The case had stirred some public debate which enticed former and present Russian leaders to comment and take sides. President Vladimir Putin has called the trial “utter nonsense” and former leader Mikhail Gorbachev urged Bill Gates to leave the teacher alone. In the end, a lower court has acquitted Ponosov, calling the charges “trivial.” But this was not the really the end, apparently. As the BBC reports, the prosecution’s successful appeal to a higher court has brought the case back to life.

One interesting aspect is the position of Microsoft. Smartly enough, the company has distanced itself from the proceedings against Ponosov, realizing the likelihood to receive a lot of bad press. Supporting the teacher openly would be out of the question, but applauding the zealous Russian prosecutors would be equally unwise, as it would depict Microsoft in a rather unattractive light.
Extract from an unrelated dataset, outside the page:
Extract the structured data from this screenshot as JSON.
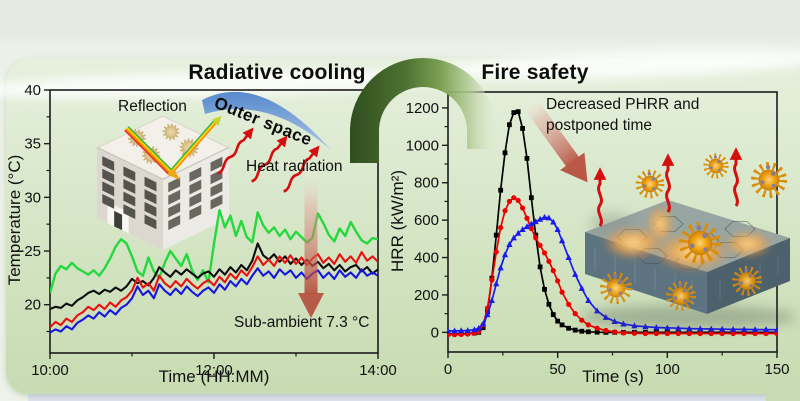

So Redmond keeps a low profile and doesn’t even consider bringing civil claims against the guy.

This dynamic is strange and quite troublesome. Enforcing copyright against an educator working for a school with 380 pupils located in the village of Sepych deep in the Urals is not in the best interest of the rightholder. Nor is it in the best interest of the public, especially the school and its pupils that might not be able to afford purchasing licenses for multiple computers. So why do the Russian authorities insist on further hassling the teacher? Perhaps the answer should be sought far away from the Ural mountains. The U.S. Government has recently threatened Russia with trade sanctions and meager chances to join the WTO if the country did not reform its copyright enforcement policy. The impetus for pursuing the teacher in a highly publicized criminal proceeding signals to the world that Russia does not deserve its ranking at the top of the black list of world piracy nations. This could be one possible reaction to exercising political pressure driving countries to formally adopt strong IP laws that might not fit their level of technological and economic development via bilateral, regional and multinational agreements. It equally applies to political pressure backed with threats of “informal” trade sanctions.

In the case of Ponosov, if the international pressure born fruits and copyright were rigorously enforced, everyone would stand to lose. But if Russia had the equivalent of fair use defense in its copyright law, would it excuse the infringement charges? I am not an expert on fair use law, but it seems to me that the teacher might have a chance there. The purpose of the use should fall somewhere under “teaching (including multiple copies for classroom use), scholarship, or research.” As to the first fair use factor, the purpose and character of use is educational and noncommercial. As to the second factor, the nature of the work (i.e., computer program) is, at least to a significant degree, functional rather than original. As to the third factor, the works are copied in whole (which is the only factor that clearly weights against the teacher). Fourth, the effect of the use on the market to Windows OS and Word software seems negligent. Could fair use analysis save Ponosov from spending time in Siberia?

This reminds me of a post I’ve read a while ago on the Patry Copyright Blog concerning the forthcoming overhaul in Israel’s copyright law. The bill of July 2005 articulates a provision that is very similar to Section 107 of the U.S. Copyright Act. Actually, the proposed Section 19(b) looks very much like a translation of the four-factor of fair use to Hebrew. But the International Intellectual Property Alliance did not like it. The IIPA, despite it’s somewhat misleading name, is a U.S. trade-oriented body that monitors the behavior of foreign states with respect IP protection. It “works closely with the U.S. Trade Representative in the annual ‘Special 301’ reviews on whether acts, policies or practices of any foreign country deny adequate and effective protection of intellectual property rights or fair and equitable market access for U.S. persons relying on intellectual property protection.”

So the IIPA was not happy, not even flattered by the Israeli fair use provision in its current form. The interesting part is its reasoning:

We understand there may already be agreement to adopt the draft, and we register our concern that the result of this change could result in considerable case law interpretation in Israel on “fair dealing” being thrown out in favor of as yet undeveloped factors in Section 19(b). By contrast, in markets like the U.S., which employ very similar factors to those set out in proposed Section 19(b), many years of jurisprudence have provided society with considerable clarity on the boundaries of “fair use.” There is a significant risk that in Israel the adoption of these factors at this time might be viewed by the community as a free ticket to copy. This would have disastrous consequences, and thus we urge the Israeli government to re-examine the introduction of these factors, rather than relying on Section 19(a), which sets out the long-established “fair dealing” principle...

In other words, foreign courts in a jurisdiction which lacks fair use tradition are likely not to be able to provide society with the “considerable clarity on the boundaries of ‘fair use’” as U.S. courts so very often do. William Patry seems to think this is rather silly, and I humbly join his observation.